PANGERAN Muhammad bin Salman disebut-sebut sebagai aktor utama yang mengarahkan bandul kekuasan Kerajaan Arab Saudi. Pengaruhnya sangat besar dalam mempengarui kewenangan ayahnya, Raja Salman bin Abdulaziz Al-Saud. Kala mendapatkan mandat sebagai putra mahkota dari ayahnya, mengantikan sepupunya, Pangeran Muhammad bin Nayef pada Juni 2017 lalu, Muhammad bin Salman menebar janji pembaharuan.

Pangeran berusia 32 tahun itu bersumpah akan memerangi ekstrimisme, menentang konservatisme religis, dan mencita-citakan Saudi menjadi negara Islam yang moderat, terbuka bagi semua negara dan agama. Dia juga tidak pandang bulu memerangi korupsi yang melibatkan keluarga kerajaan. Muhammad bin Salman juga memiliki agenda ambisius dalam mereformasi perekonomian Saudi dengan menekankan privatisasi dan diversifikasi. Dia mengakomodasi kepentingan investasi agar Saudi tidak melulu bergantung pada produksi minyak.

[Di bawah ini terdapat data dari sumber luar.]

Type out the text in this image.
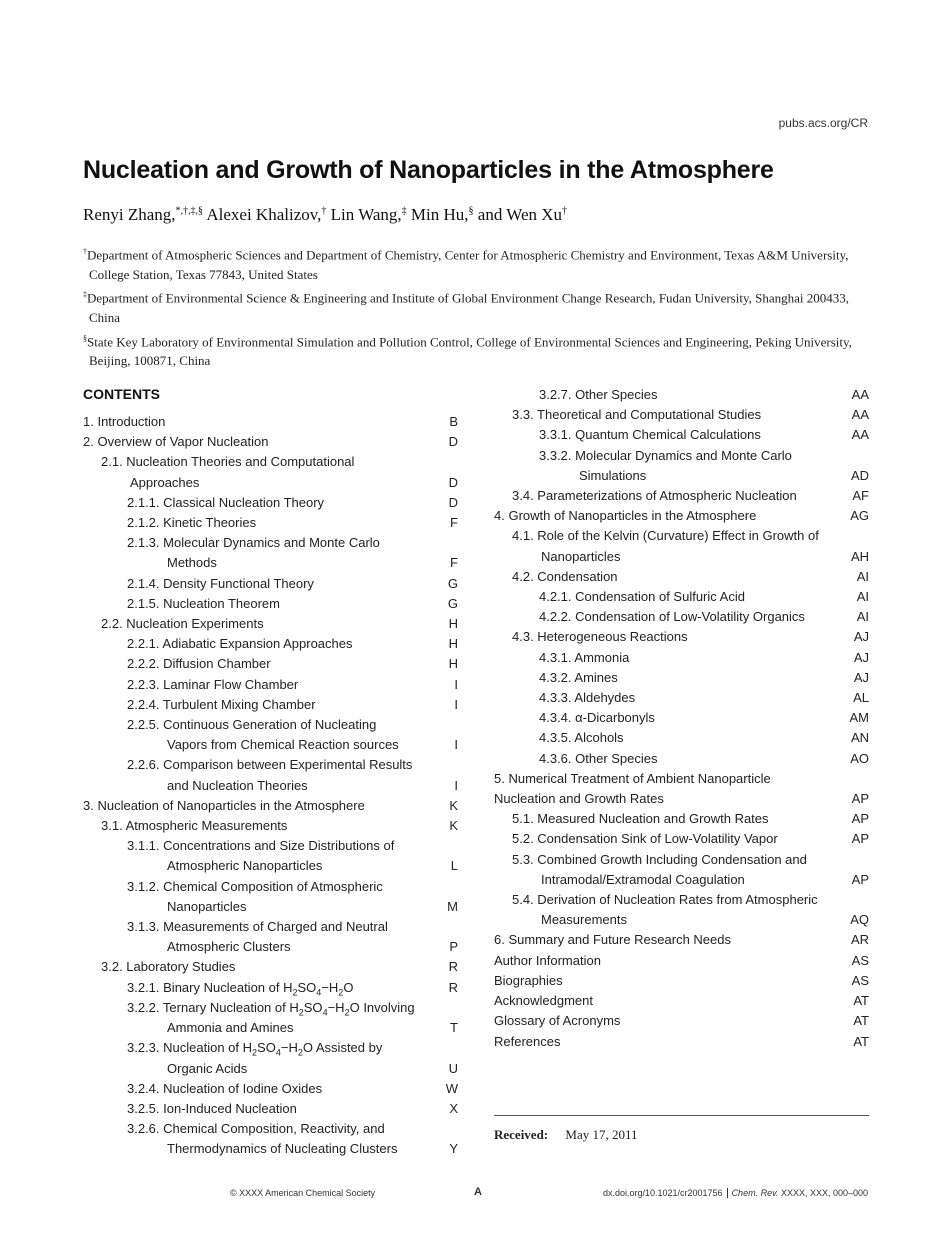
pubs.acs.org/CR
Nucleation and Growth of Nanoparticles in the Atmosphere
Renyi Zhang,*,†,‡,§ Alexei Khalizov,† Lin Wang,‡ Min Hu,§ and Wen Xu†
†Department of Atmospheric Sciences and Department of Chemistry, Center for Atmospheric Chemistry and Environment, Texas A&M University, College Station, Texas 77843, United States
‡Department of Environmental Science & Engineering and Institute of Global Environment Change Research, Fudan University, Shanghai 200433, China
§State Key Laboratory of Environmental Simulation and Pollution Control, College of Environmental Sciences and Engineering, Peking University, Beijing, 100871, China
CONTENTS
1. Introduction	B
2. Overview of Vapor Nucleation	D
2.1. Nucleation Theories and Computational Approaches	D
2.1.1. Classical Nucleation Theory	D
2.1.2. Kinetic Theories	F
2.1.3. Molecular Dynamics and Monte Carlo Methods	F
2.1.4. Density Functional Theory	G
2.1.5. Nucleation Theorem	G
2.2. Nucleation Experiments	H
2.2.1. Adiabatic Expansion Approaches	H
2.2.2. Diffusion Chamber	H
2.2.3. Laminar Flow Chamber	I
2.2.4. Turbulent Mixing Chamber	I
2.2.5. Continuous Generation of Nucleating Vapors from Chemical Reaction sources	I
2.2.6. Comparison between Experimental Results and Nucleation Theories	I
3. Nucleation of Nanoparticles in the Atmosphere	K
3.1. Atmospheric Measurements	K
3.1.1. Concentrations and Size Distributions of Atmospheric Nanoparticles	L
3.1.2. Chemical Composition of Atmospheric Nanoparticles	M
3.1.3. Measurements of Charged and Neutral Atmospheric Clusters	P
3.2. Laboratory Studies	R
3.2.1. Binary Nucleation of $H_2SO_4-H_2O$	R
3.2.2. Ternary Nucleation of $H_2SO_4-H_2O$ Involving Ammonia and Amines	T
3.2.3. Nucleation of $H_2SO_4-H_2O$ Assisted by Organic Acids	U
3.2.4. Nucleation of Iodine Oxides	W
3.2.5. Ion-Induced Nucleation	X
3.2.6. Chemical Composition, Reactivity, and Thermodynamics of Nucleating Clusters	Y
3.2.7. Other Species	AA
3.3. Theoretical and Computational Studies	AA
3.3.1. Quantum Chemical Calculations	AA
3.3.2. Molecular Dynamics and Monte Carlo Simulations	AD
3.4. Parameterizations of Atmospheric Nucleation	AF
4. Growth of Nanoparticles in the Atmosphere	AG
4.1. Role of the Kelvin (Curvature) Effect in Growth of Nanoparticles	AH
4.2. Condensation	AI
4.2.1. Condensation of Sulfuric Acid	AI
4.2.2. Condensation of Low-Volatility Organics	AI
4.3. Heterogeneous Reactions	AJ
4.3.1. Ammonia	AJ
4.3.2. Amines	AJ
4.3.3. Aldehydes	AL
4.3.4. α-Dicarbonyls	AM
4.3.5. Alcohols	AN
4.3.6. Other Species	AO
5. Numerical Treatment of Ambient Nanoparticle Nucleation and Growth Rates	AP
5.1. Measured Nucleation and Growth Rates	AP
5.2. Condensation Sink of Low-Volatility Vapor	AP
5.3. Combined Growth Including Condensation and Intramodal/Extramodal Coagulation	AP
5.4. Derivation of Nucleation Rates from Atmospheric Measurements	AQ
6. Summary and Future Research Needs	AR
Author Information	AS
Biographies	AS
Acknowledgment	AT
Glossary of Acronyms	AT
References	AT
Received: May 17, 2011
© XXXX American Chemical Society	A	dx.doi.org/10.1021/cr2001756 Chem. Rev. XXXX, XXX, 000–000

Agenda perubahan yang diusungnya menuai apresiasi. Apalagi, setelah dia menyeret ke penjara belasan pangeran, pejabat dan mantan pejabat yang diduga melakukan korupsi. Muhammad bin Salman menjawab keresahan raja dan masyarakat yang jengah dengan laku culas korupsi yang melibatkan elit kerajaan dan pemerintahan.

Tetapi, manuvernya memunculkan spekulasi. Dia terlalu berani memperkarakan saudaranya yang juga berjuluk pangeran. Tindakannya yang pandang bulu kemungkinan bakal memperuncing konflik di internal kerajaan. Dampaknya, mempengarui stabilitas sosial dan politik di negara yang kaya minyak itu. Apalagi, terkait sikapnya yang menentang konservatisme.

Kelompok konservatif tentu tidak akan diam. Mereka akan kian nyaring menuding rezim Salman telah menyimpang dari ajaran Islam, tak lagi menabukan nilai sekuler dan gaya hidup bercorak kebarat-baratan.

Saudi selama ini mengadopsi aturan Islam konservatif setelah kelompok militan mengepung Masjidil Haram di Mekah tahun 1979. Sejak itu, rezim Wahabi melarang segala kegiatan hiburan. Para ulama diberi kewenangan untuk mengontrol sekolah, pengadilan, dan kehidupan masyarakat.

Karenanya, rencana rezim Salman memangkas nilai dan aturan lama serta membuka ruang penetrasi nilai-nilai dan gaya hidup kebarat-baratan, dikhawatirkan memicu goncangan sosial dan politik. "Anda tidak bisa menghapus dasar-dasar fundamental kerajaan lama. Ini seperti melompat dari satu kereta yang masih bergerak, dan mencoba menuju ke kereta lain," kata Kamran Bokhari, analis senior Geopolitik Futures.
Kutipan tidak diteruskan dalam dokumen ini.